Increasing the activity of older people with long-term pain

Disease - Knee pain, back pain, hip pain

Lead applicant - Dr Clare Jinks

Organisation - Keele University

Type of grant - Clinical Studies

Status of grant - Active

Amount of the original award - £626,115

Start date - 1 July 2018

Reference - 21763

Public Summary

What are the aims of this research?

The aim of this research is to find out if a walking programme (iPOPP) will encourage people over the age of 65, with joint pain, to be more active.

Why is this research important?

People are living longer, which means that conditions like arthritis and joint pain, which are common in older age groups, are having an increased impact on people’s health. Previous research has shown physical activity can reduce the amount of pain people have in their joints, but many people in older age groups find it hard to be active. Walking has shown to be an acceptable activity for older people, so by working with people suffering from joint pain and healthcare staff, a walking intervention programme has been developed.
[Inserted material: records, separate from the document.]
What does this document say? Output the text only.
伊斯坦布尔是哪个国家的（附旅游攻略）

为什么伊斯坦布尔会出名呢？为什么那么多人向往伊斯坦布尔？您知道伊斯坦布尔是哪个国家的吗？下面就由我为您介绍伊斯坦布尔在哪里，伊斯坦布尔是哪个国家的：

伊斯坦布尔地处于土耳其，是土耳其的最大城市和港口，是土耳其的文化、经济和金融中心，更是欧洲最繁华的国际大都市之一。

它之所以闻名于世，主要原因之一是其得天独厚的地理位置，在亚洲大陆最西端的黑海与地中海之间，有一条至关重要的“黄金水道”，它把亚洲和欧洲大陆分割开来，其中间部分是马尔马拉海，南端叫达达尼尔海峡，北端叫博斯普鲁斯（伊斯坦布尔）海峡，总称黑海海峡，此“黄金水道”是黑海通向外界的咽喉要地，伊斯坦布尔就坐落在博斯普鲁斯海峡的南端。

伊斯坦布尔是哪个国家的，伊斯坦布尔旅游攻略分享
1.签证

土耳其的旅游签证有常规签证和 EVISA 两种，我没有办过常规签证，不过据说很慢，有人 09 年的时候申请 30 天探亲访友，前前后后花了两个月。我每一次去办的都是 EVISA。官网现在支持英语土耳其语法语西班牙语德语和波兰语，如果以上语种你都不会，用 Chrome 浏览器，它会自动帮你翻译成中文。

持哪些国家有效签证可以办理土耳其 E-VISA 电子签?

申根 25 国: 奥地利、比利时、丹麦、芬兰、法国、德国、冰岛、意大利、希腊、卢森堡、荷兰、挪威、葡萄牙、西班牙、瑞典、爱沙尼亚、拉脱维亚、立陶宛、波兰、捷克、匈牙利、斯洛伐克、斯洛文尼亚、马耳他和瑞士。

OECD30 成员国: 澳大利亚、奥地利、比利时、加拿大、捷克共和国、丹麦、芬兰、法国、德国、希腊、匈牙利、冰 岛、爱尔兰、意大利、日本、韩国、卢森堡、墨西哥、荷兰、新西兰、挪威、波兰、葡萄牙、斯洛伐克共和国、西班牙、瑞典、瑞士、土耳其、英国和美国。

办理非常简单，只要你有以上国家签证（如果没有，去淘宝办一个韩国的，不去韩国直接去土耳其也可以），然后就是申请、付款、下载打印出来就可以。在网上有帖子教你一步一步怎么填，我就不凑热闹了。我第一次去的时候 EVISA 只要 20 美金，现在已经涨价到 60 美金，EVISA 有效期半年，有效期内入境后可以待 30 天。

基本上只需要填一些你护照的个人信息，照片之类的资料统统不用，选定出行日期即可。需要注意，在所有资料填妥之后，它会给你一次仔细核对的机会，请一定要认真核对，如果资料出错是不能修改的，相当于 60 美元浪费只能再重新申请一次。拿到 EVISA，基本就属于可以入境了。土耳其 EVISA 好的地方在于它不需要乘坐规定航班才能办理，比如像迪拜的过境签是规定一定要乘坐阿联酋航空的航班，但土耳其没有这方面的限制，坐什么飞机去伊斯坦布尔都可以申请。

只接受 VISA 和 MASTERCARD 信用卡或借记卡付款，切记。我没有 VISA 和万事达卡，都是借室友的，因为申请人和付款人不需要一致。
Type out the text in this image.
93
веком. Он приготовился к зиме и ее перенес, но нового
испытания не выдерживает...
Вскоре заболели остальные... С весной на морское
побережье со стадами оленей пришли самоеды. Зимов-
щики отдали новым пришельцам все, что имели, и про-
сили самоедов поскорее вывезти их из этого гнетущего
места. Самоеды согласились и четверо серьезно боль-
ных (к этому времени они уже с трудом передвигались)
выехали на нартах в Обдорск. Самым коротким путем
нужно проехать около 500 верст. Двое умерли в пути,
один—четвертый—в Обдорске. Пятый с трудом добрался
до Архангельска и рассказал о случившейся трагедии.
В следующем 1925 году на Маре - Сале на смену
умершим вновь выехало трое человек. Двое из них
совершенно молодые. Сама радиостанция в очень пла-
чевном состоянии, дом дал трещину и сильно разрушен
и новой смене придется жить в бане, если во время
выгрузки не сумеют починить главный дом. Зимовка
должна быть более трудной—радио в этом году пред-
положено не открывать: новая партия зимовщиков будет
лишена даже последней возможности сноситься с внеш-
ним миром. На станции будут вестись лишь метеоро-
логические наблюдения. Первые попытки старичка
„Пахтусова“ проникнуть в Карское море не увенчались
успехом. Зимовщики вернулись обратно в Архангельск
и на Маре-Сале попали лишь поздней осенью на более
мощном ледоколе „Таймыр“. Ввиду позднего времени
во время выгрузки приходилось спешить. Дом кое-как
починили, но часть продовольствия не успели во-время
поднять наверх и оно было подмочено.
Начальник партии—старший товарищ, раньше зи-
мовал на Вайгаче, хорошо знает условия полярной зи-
People on the programme will have two consultations with a healthcare assistant, be given a pedometer, a pain toolkit, a diary and sent motivational prompts. A smaller study has already been carried out to assess how easy the programme is to deliver and how well received it was. Now, a much larger study will assess the effects of the programme including the cost implications of any health benefits.

How will the findings benefit patients?

It is anticipated that increasing physical activity levels in older people with long-term joint pain will have several benefits for patients' physical and mental health, including less pain and greater physical function, improved mental health, and overall quality of life. This study hopes to show that the iPOPP walking programme will help deliver these results.